Treat Your Body Like a High-Performance Vehicle
- Elizabeth Piselli
- 7 hours ago
- 2 min read
When I was in high school, I remember coming home one day completely exhausted and frustrated. I sat down with my father and started to cry. I couldn’t understand why I seemed to need so much more rest than everyone else.
Other people appeared to push through long days, sports practices, homework, and social lives without slowing down. Meanwhile, I felt like I constantly needed sleep, nourishment, hydration, and breaks just to keep up.
To a teenager, that felt like a weakness.
I remember asking him, “Why do I need so much more than everyone else?”
My father thought about it for a moment and then gave me an answer I have never forgotten.
He said, “Elizabeth, you’re a Ferrari.”
That caught my attention immediately.
He continued, “You don’t take a Ferrari to a regular car wash. There’s a guy who comes to your house and wipes it down with a baby diaper. You don’t put regular gas in it—you fill it with premium. And you definitely don’t leave it parked outside. You put it in a weatherproof garage.”

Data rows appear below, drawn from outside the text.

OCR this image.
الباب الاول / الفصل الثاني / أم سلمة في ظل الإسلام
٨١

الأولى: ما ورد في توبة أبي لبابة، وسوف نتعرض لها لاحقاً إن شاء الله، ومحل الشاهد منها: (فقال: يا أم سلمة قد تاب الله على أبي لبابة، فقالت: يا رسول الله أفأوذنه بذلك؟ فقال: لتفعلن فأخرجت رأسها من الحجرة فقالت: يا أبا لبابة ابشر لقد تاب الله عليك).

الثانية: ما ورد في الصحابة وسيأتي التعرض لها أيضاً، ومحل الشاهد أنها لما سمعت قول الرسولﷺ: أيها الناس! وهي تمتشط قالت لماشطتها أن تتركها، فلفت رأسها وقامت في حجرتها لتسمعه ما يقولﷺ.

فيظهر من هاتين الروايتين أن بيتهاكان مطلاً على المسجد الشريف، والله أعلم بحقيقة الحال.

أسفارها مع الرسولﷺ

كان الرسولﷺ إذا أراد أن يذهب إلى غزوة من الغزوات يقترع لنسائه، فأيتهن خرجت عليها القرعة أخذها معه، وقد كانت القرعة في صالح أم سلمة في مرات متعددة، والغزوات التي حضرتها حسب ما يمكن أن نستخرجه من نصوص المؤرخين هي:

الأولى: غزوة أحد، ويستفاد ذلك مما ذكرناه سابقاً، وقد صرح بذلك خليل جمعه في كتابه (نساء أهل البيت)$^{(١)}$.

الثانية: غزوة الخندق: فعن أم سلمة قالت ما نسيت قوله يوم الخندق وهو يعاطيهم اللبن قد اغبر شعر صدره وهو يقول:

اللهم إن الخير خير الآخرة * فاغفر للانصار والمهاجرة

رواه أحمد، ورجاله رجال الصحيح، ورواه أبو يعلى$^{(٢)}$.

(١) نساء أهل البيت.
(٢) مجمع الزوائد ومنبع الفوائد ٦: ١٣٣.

Then he paused and said something that stuck with me for the rest of my life:
“You have to treat a high-performance vehicle differently.”
Now, I should clarify something—we have never owned a Ferrari. Not even close. But the image was so vivid that it stayed with me. It gave me a new way to think about my body. Instead of seeing my need for recovery as a flaw, I began to see it as part of being built for performance.
High-performance systems require intentional care.
That idea has followed me throughout my life—from being a student athlete, to my exposure to elite training and recovery strategies in college, and eventually into my career as a physician.
Over the years, I’ve realized that most people are never taught how to care for their bodies the way high performers do. We tend to treat ourselves like basic transportation: run until something breaks, then try to fix the problem as quickly as possible.
But the human body doesn’t work well that way.
Recovery, healing, and long-term health depend on many small decisions: the shoes you wear, how much you sleep, how you manage inflammation, how you fuel your body, and how you respond when pain first appears.
When these factors work together, the body can heal remarkably well. When they are ignored, even small problems can linger and become chronic.
In my medical practice, I often see patients who are frustrated because they feel like they’ve tried “everything,” yet they’re still in pain. What is often missing isn’t effort—it’s understanding how all the pieces of recovery fit together.
My goal with my patients is to share the strategies, habits, and insights that help stack the deck in your favor when it comes to healing and performance.
The same principles that help athletes recover, train, and stay healthy can also help everyday people move through life with less pain and more confidence.
You don’t have to be an athlete to benefit from thinking about your body as a high-performance machine.
You just need to learn how to tune it properly.